Young people can't even put a spare tire on their car, let alone change the oil. Many can't walk down the street without staring at an iPhone, oblivious to their surroundings!
And back in the day it wasn't uncommon at all for mom and dad, or grandpa and grandma to have a Hammond or Thomas in their living room. And the elevation of the the guitar to the instrument supreme has not helped.
You’ve nailed almost all the reasons. I would add a few:
1) Most “organ” churches have become liberal, and the churches that are conservative in doctrine have become modernist in worship. Organists like Bach, Buxtehude, Mendelssohn, and Widor were deeply Christian, and their organ playing and composing were an expression of their loving relationship with Christ. Today, someone who loves Christ that deeply is almost certainly going to go to a church whose doctrine reflects the Bible, and you won’t find that in an Episcopalian, ELCA, PCUSA, UMC, UCC, or half the Catholic congregations, which is where most of the pipe organs are found.
2) Until the early 20th century, the organ was the next best thing to an orchestra, because the only way one could hear music was to play it oneself or hire someone else to play it. Most people today have too much music in their lives, and don’t need a church to supply it for them, which causes #3...
3) In my Music Appreciation course, one of my assignments is for students to go without music for 24 hours. Most of them can’t, and many experience physical withdrawal symptoms. Music is no longer a door to the soul; instead, it is a collection of audio drugs affecting the brain the same way weed or crack or meth or blocks does. And I suspect this is as much true of the praise-and-worship music of many evangelistic churches.
Dear Dinwiddle,
re: “ And the elevation of the the guitar to the instrument supreme has not helped.’

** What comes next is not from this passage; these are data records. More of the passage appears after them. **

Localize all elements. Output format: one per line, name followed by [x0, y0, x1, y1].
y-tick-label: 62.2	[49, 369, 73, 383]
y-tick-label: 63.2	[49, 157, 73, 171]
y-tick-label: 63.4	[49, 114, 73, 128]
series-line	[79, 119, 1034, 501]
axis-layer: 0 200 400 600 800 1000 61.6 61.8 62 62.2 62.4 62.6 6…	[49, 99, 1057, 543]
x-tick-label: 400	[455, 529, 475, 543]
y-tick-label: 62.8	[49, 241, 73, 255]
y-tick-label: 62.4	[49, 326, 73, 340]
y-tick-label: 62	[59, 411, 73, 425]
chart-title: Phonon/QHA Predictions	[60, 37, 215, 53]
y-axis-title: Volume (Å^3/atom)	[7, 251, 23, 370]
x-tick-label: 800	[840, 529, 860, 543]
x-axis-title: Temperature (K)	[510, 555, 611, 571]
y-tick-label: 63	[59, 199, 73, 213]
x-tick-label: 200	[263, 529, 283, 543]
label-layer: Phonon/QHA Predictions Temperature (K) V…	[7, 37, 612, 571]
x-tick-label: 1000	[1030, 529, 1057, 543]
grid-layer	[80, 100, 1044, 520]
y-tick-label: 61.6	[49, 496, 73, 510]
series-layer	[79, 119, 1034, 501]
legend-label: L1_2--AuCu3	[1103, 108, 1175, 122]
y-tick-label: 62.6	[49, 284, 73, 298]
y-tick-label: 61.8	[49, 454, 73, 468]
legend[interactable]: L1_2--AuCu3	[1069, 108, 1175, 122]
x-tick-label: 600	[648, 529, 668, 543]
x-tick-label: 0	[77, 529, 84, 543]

Call that one commercialization. It is more economical to find the particular type of Guitar strings desired when compared to a pipe organ technician or technical crew.
Having had an Ovation 6- and 12-stringer, getting ‘picky’ over which manufacturer and style of strings, sans pickups, was costly enough.
(When I had to put the head of the guitar to my skull to hear how I tuned the strings, it was time to say bye bye to the Ovations.)